For Some Russian Dissident Theatremakers, the Future Is Unclear

Daniel Mesta: What makes your theatre practice distinctively Russian?

Vitaly Kogut: Great question. I think the most Russian thing I do in my practice is that I’m trying to discover traumatized things, which happened not to the characters but happened to me, and uncover these in my work. And that actually became the concept behind my teatr.doc work.

Daniel: Do you consider the theatre that you make to be particularly subversive or loud?

Vitaly: In some parts, yes. At some point, I understood that when you go through the mastery of text—for example, pure Russian classics like Nikolai Gogol… I realized that you want to say more. My personality wants to say more. That’s why I turned to modern plays that help me say more. That’s why my play Russian Lullaby happened. It manifested my political views, my country, my identity as a Russian.

Daniel: I want to talk more later about Russian Lullaby, but first can you tell me about your piece at teatr.doc? I’m sorry that it was cancelled.

Vitaly: Me too. It was a technologically innovative devised documentary piece about my own growing up in the forests of Russia.
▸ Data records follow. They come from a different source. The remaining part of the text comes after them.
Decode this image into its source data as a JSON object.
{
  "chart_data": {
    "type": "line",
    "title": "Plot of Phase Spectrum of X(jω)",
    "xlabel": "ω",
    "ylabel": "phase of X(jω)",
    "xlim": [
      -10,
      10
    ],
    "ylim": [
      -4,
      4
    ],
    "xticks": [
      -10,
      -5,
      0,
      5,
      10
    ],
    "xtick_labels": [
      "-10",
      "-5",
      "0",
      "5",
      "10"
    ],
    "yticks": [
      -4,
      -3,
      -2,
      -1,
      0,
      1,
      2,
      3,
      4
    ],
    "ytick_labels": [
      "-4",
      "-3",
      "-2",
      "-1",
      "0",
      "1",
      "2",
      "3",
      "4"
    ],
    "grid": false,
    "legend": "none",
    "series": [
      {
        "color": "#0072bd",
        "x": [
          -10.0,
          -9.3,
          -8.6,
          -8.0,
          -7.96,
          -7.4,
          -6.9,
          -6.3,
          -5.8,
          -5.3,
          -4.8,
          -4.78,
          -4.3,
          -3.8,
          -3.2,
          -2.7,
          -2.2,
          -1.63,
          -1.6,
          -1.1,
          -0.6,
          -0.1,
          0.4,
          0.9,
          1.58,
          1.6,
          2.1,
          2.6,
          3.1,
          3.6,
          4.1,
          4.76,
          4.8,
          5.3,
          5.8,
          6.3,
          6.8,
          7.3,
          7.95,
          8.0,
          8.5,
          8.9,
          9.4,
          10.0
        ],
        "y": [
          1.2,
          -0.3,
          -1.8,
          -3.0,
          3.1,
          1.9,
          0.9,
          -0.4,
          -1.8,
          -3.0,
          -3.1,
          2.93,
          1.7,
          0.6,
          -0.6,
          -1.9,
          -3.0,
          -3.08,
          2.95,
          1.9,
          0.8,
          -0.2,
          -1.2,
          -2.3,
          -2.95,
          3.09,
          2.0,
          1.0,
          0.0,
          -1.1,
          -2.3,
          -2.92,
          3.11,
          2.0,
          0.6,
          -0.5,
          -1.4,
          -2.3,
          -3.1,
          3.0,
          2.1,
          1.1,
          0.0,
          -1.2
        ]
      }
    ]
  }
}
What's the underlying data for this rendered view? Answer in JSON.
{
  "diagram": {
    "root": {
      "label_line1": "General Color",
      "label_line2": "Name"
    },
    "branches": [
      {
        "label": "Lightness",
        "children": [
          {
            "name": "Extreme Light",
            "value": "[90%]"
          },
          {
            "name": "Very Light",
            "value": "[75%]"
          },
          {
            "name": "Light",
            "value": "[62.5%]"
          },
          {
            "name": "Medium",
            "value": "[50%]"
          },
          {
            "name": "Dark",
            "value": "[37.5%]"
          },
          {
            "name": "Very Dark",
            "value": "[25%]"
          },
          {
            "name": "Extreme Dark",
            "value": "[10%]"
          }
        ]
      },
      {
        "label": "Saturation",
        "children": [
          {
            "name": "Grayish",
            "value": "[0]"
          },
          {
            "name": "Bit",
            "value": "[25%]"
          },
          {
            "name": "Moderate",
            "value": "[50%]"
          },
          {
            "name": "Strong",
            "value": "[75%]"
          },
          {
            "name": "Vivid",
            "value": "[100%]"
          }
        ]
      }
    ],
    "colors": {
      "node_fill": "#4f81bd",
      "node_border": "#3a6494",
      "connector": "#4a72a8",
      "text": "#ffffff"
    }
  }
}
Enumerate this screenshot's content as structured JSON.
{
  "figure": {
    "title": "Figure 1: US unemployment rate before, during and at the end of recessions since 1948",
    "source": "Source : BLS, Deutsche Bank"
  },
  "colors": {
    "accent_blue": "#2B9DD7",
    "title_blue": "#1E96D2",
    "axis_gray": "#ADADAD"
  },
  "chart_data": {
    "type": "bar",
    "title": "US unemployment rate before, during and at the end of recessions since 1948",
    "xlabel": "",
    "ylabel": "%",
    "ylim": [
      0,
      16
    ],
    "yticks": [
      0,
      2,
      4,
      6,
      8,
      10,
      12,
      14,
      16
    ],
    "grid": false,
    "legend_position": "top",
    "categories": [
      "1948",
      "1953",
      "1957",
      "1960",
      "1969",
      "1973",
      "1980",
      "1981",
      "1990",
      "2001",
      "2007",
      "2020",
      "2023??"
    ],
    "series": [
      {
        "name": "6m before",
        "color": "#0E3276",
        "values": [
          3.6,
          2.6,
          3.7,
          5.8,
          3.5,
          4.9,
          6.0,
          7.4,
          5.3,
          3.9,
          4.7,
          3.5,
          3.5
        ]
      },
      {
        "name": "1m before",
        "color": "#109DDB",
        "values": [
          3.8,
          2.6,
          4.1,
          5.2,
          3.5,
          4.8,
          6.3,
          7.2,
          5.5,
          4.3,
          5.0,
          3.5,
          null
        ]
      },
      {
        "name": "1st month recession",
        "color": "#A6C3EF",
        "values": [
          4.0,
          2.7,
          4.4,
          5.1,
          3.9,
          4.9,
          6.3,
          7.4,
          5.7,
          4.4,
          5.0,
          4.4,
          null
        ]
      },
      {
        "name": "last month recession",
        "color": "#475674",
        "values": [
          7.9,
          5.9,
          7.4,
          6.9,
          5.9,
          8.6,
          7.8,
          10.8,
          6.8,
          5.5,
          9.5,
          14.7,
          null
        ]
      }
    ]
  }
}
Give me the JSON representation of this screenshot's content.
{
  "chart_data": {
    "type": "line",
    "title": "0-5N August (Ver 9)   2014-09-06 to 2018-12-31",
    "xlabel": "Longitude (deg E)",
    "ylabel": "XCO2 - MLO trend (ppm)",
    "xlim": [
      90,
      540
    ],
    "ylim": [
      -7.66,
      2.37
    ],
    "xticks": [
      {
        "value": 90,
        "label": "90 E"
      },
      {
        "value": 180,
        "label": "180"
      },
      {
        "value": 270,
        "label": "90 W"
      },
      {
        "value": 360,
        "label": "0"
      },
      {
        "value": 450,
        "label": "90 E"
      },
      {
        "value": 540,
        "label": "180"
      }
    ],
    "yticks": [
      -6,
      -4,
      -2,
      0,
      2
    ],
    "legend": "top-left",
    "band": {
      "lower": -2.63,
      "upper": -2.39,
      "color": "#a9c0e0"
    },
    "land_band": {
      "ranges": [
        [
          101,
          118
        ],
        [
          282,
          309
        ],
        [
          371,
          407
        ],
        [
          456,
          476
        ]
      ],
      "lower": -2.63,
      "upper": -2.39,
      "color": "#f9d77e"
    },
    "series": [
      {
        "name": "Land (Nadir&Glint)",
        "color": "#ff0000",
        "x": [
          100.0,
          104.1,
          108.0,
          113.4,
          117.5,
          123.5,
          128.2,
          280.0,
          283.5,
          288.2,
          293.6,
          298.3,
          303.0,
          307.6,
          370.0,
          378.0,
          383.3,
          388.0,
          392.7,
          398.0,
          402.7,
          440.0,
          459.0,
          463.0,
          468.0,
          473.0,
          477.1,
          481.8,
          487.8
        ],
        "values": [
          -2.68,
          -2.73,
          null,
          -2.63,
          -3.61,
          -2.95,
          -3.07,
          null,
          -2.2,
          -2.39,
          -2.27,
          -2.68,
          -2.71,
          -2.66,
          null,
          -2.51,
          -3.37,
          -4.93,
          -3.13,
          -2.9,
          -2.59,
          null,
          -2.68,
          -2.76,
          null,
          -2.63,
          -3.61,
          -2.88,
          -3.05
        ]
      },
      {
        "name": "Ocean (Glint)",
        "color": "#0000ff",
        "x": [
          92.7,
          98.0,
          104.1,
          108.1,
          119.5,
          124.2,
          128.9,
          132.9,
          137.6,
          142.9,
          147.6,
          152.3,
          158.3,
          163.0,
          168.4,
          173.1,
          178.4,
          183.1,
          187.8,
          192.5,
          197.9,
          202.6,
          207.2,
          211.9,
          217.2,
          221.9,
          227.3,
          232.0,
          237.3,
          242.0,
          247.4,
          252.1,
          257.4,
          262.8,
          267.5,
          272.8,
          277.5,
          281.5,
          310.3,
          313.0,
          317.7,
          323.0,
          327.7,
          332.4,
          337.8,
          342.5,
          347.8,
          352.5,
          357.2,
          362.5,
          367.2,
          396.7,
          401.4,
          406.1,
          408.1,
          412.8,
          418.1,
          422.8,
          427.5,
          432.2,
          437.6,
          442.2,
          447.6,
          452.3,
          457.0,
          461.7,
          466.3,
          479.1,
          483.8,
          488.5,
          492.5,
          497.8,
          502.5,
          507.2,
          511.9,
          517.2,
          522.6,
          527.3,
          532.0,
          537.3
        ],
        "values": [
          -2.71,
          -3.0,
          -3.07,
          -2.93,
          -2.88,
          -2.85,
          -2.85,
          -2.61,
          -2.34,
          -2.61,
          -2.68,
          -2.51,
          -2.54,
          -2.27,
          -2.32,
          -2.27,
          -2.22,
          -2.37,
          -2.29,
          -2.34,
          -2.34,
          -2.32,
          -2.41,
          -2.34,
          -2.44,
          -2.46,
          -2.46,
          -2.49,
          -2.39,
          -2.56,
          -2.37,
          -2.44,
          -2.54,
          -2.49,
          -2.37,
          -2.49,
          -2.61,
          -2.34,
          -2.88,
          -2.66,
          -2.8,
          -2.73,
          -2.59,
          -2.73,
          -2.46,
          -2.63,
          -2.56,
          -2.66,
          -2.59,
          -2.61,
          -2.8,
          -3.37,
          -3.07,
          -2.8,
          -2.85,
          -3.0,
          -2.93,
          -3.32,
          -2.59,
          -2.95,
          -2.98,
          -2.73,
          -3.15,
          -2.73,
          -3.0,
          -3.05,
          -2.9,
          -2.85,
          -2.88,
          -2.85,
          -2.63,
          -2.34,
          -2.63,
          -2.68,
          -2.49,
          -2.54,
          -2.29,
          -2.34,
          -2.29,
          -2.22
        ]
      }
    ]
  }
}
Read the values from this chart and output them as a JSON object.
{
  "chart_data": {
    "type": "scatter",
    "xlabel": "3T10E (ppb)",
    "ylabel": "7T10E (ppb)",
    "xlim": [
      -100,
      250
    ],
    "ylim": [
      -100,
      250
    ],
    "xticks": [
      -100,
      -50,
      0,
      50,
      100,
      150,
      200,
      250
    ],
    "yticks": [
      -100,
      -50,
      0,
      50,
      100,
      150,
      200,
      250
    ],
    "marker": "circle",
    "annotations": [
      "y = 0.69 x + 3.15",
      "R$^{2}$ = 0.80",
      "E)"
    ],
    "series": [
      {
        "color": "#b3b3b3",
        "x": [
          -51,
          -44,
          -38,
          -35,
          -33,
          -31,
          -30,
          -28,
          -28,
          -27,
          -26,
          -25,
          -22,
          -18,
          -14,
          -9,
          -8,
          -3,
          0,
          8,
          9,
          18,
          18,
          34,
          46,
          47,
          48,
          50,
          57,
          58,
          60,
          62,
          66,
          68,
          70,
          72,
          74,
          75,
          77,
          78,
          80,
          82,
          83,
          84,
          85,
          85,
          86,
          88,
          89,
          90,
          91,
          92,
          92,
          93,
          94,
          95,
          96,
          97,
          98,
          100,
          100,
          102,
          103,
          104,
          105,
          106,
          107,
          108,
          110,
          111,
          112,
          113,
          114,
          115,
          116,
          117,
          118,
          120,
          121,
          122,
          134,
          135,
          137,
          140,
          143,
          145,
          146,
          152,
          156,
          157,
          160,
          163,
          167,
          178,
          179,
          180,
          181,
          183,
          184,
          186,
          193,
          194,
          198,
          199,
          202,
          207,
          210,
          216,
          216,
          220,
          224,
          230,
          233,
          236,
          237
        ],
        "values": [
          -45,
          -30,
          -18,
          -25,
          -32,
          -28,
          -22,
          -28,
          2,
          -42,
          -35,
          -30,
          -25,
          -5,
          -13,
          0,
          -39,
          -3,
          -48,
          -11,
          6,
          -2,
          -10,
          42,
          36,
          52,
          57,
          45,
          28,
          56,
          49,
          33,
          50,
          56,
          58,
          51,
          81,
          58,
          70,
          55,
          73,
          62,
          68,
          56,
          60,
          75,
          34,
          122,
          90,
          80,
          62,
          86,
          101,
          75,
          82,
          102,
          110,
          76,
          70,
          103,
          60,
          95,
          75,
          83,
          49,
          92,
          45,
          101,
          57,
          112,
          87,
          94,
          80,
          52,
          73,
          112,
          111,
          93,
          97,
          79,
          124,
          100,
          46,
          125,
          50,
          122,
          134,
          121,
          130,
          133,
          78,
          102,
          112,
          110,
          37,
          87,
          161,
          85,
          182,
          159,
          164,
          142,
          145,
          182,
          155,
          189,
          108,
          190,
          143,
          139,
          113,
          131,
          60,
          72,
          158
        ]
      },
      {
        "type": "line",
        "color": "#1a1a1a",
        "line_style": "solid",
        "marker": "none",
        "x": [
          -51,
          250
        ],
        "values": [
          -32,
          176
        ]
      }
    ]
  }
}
The original concept was a self-reflection of the artist, me, that was really a commentary on the intersection of my Ukrainian heritage, sexuality, and childhood experiences.

Artists need to connect with their heritage and the world around them because it is what fuels us.

Daniel: If the conflict in Ukraine had never started in 2014, what do you think you would be doing right now?

Vitaly: I definitely would be in Kyiv. I had the plan to go to Kyiv and start working there after graduation. In 2012 I started short trips there, and I understood that I felt really good there as an artist. It collided with the history of my family. Somehow it inspires me a lot. In 2004 and 2014, we witnessed two orange revolutions in the Ukraine, and I felt like something was changing, changing dramatically.

For the artist, I feel that it is so important to connect with this. Artists need to connect with their heritage and the world around them because it is what fuels us. You see, the unique thing about western Ukraine, despite its Soviet heritage, is the freedom. I don’t know how it works, but as soon as I got to Kyiv, I felt like I was related to this place. Old people talk like my father talks. I felt at home. The striking thing, when you go to the Kyiv of 2012, 2013, 2014, you understand that here things are possible—people are talking about change.

Daniel: What are the most harmful things you see Russian artists doing right now?

Vitaly: To openly support propaganda in your work. To try to artistically convey an idea of Russian supremacy over Ukraine and other parts of the world, which is happening right now, actually. I think it is a betrayal of your profession, of the humanitarian ideal of art. I see art as a humanitarian, liberating process. And this is counterproductive to that.

Daniel: What do you think Russia’s artistic future looks like?

Vitaly: I think that because of COVID and the practice of creating theatre works distantly—and now so with many great Russian theatremakers are abroad—Russian artists will get support from around the world to present their production in Paris, New York, Amsterdam, and other places. They are getting the floor right now—not after the war, right now. We will witness something new. This whole wave of Russian theatre is like the Russian soul that is infiltrating theatre life all around the world. I think Russian theatremakers have more to say right now. We are all wounded, injured, by this situation.